Not all the insects, worms, spiders and flies that frequent our gardens should be considered pests. Many of them are actually beneficial for the plants we’re trying to grow, because they pollinate flowers, aerate the soil and/or prey on plant-eating insects. The use of pesticides will kill off these helpful critters; on the other hand, the services they provide for us might allow us to dispense with chemicals in our gardens entirely.

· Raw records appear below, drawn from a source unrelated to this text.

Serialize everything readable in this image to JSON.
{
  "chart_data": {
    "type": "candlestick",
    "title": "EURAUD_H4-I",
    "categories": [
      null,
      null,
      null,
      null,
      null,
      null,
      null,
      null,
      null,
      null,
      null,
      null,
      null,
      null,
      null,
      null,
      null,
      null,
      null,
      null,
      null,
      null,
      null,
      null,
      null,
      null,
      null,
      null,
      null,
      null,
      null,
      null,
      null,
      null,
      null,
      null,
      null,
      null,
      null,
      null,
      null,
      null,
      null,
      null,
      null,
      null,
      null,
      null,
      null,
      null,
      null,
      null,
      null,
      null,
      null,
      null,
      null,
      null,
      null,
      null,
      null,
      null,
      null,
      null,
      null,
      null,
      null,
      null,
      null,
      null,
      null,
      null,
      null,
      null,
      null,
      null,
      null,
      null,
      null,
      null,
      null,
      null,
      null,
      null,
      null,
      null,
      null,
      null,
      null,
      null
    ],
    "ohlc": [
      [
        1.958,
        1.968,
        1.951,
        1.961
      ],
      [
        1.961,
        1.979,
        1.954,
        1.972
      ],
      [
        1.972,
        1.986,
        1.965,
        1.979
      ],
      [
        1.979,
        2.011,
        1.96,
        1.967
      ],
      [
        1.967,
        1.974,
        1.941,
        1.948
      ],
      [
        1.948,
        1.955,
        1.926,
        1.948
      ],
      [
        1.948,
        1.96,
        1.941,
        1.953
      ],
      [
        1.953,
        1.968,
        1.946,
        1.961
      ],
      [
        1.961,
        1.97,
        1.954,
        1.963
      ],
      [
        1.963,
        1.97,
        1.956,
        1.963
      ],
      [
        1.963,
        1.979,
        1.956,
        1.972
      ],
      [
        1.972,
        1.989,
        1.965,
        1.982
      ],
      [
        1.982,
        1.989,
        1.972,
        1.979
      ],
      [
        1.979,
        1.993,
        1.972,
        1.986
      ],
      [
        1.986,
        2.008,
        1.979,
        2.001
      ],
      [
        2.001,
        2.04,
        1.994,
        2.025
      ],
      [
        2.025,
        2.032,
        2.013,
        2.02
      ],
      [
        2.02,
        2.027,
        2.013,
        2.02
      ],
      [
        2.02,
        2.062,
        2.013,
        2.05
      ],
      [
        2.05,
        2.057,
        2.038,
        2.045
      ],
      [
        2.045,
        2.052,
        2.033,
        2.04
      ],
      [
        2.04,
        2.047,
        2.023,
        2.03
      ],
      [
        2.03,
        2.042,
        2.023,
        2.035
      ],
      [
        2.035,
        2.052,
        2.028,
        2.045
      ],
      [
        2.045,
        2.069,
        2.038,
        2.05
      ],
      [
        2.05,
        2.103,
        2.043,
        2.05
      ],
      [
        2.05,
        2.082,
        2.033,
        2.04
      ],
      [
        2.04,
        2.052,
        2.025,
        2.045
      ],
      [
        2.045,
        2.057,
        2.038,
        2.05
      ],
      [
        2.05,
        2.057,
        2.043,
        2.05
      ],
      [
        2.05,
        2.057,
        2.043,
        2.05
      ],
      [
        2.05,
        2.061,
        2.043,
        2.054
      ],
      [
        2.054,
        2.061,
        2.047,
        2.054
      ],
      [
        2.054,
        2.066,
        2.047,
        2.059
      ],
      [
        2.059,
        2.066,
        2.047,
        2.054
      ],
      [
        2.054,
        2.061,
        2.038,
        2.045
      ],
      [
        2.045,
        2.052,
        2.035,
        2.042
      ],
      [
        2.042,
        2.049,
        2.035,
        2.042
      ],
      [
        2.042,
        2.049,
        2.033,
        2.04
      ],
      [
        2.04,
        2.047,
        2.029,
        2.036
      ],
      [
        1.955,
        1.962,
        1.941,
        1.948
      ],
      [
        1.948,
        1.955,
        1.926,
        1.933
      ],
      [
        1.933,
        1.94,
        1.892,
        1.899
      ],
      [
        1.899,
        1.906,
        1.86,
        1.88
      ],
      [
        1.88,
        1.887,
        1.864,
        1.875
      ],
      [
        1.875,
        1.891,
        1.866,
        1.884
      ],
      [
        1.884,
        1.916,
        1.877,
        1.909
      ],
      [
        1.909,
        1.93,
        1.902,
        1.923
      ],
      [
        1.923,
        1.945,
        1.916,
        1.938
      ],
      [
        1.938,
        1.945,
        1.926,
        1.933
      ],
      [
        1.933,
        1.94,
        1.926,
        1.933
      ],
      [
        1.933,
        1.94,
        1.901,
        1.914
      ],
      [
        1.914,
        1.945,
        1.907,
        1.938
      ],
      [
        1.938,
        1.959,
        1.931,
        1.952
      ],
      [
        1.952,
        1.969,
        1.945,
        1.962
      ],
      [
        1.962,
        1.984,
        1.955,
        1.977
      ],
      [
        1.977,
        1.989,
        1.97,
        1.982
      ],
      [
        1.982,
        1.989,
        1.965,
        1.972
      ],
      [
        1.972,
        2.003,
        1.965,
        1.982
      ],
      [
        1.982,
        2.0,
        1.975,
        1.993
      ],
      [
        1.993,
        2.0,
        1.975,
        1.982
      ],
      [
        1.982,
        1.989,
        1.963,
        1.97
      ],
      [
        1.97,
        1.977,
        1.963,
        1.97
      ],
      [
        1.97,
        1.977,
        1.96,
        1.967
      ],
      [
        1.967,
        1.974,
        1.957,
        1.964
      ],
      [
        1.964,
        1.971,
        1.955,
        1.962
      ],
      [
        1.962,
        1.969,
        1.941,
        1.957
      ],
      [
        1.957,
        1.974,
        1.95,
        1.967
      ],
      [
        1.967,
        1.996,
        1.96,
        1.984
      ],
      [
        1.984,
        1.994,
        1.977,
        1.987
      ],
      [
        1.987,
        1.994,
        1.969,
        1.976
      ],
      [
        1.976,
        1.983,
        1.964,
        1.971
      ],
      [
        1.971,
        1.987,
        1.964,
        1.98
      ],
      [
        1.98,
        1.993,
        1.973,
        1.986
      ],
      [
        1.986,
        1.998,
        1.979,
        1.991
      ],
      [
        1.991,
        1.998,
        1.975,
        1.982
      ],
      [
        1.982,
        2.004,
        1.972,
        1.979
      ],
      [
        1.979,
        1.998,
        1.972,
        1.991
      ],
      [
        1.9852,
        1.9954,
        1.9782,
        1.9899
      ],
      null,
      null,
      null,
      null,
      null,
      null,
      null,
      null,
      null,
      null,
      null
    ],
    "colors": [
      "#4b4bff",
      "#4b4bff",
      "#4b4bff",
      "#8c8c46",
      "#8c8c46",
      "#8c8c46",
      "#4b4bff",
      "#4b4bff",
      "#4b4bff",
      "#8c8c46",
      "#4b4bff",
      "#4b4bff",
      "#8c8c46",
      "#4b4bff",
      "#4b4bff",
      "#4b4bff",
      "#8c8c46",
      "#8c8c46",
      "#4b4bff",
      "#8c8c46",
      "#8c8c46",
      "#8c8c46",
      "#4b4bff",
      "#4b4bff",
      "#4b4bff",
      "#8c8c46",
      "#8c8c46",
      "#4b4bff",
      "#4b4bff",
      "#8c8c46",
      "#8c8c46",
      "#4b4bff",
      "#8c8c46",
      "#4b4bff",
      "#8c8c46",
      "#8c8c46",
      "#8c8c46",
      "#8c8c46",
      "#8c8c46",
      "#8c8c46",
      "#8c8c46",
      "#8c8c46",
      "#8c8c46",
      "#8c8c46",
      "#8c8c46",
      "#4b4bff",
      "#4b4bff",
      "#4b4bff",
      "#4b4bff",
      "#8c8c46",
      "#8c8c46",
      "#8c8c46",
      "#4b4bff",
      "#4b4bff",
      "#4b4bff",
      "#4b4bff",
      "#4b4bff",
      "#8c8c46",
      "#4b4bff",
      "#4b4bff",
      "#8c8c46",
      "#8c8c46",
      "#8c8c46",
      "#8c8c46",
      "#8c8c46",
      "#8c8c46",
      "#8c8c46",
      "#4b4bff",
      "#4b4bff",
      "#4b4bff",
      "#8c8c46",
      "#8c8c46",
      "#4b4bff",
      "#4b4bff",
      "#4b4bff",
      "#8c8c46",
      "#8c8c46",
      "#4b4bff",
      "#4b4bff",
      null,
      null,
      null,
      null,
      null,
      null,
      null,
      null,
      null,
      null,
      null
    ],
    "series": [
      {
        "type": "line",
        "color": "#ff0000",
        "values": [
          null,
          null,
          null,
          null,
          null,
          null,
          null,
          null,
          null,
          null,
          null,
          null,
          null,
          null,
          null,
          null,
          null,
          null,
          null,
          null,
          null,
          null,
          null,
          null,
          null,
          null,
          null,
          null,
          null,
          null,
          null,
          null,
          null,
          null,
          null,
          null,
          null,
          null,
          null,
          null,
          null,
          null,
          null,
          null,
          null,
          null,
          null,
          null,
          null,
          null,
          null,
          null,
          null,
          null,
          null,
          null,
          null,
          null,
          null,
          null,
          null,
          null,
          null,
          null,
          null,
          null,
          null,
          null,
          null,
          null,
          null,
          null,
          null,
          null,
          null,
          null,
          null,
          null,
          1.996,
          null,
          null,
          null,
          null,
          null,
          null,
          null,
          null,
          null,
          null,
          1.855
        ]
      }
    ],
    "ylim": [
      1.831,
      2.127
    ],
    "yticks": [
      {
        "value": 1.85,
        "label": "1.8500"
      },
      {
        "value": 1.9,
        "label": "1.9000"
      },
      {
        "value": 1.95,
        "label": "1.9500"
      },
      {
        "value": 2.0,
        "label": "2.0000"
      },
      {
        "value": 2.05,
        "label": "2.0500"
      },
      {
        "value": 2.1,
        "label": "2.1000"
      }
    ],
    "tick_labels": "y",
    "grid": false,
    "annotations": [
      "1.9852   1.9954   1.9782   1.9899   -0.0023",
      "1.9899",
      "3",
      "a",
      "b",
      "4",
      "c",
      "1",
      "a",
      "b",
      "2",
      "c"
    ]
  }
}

Predatory insects are nature’s way of controlling other insect populations. For this reason, killing off all the bugs in our gardens indiscriminately can upset the natural balance and cause other types of pests to proliferate. We would do well, then, to identify those that are doing us a service.

 

What follows is a list of 8 of the most common beneficial bugs:

 

1. Dragonflies

These insects are most commonly found near water, but they can fly long distances to other areas. They are proficient hunters of flies and mosquitoes. Dragonflies come in an array of colors, but can be identified by their two sets of finely netted wings that remain outstretched at all times.

 

 

 

2. Damselflies

Closely related to dragonflies, damselflies are usually more slender and bright blue. They do not fly as far, however, but prefer to stay near ponds and streams. They eat nearly any other insects – particularly aphids, which are notorious garden pests.

 

 

 

3. Assassin Bugs

So named because of the paralyzing venom that they inject into their victims, assassin bugs prey on flies, Japanese beetles, and tomato hornworms and other caterpillars. Their bodies are oval (usually a dull brown color, though some may be brighter) and they have long legs, long narrow heads, and curved beaks.

 

 

 

4. Ant Lions

Ranging in size from 1½ to 4 inches, adult ant lions somewhat resemble damselflies, except that their antennae are longer and blunter at the ends. Their bodies are long and thin, and their wings transparent. Ant lions prey on various small insects; their larvae eat smaller insects, and ants.

 

 

 

5. Ground Beetles

Ground beetles are small (1/8 inch to 1 inch maximum). They are either bluish-black or dark brown, though they can have a metallic sheen of green or bronze. Ground beetles have large, strong jaws. They move quickly, feeding on the larvae of other insects – and their eggs.

 

 

 

6. Ladybugs

Because of their bright color, it’s easy to spot these beneficial bugs (officially named Ladybird Beetles) in your garden. They can feed on a variety of tiny insects, but aphids are their favorite.

 

 

 

7. Braconid Wasps

These valued predators, which grow no bigger that ½ inch, look similar to flying ants. Various species have different diets, but their prey include tomato hornworms, cabbageworms, gypsy moths, and various insect pupae.

 

 

 

8. Aphidiid Wasps

These wasps, like the braconid, have a distinctive way of killing their prey: laying their eggs upon such hosts so that they can serve as a first meal for the hatching larvae. As their name implies, aphiid wasps prefer aphids as their hosts – and each female can find hundreds to prey upon in a single day. They also, like the braconid, resemble flying ants with long antennae, though the aphiid wasps are generally even smaller.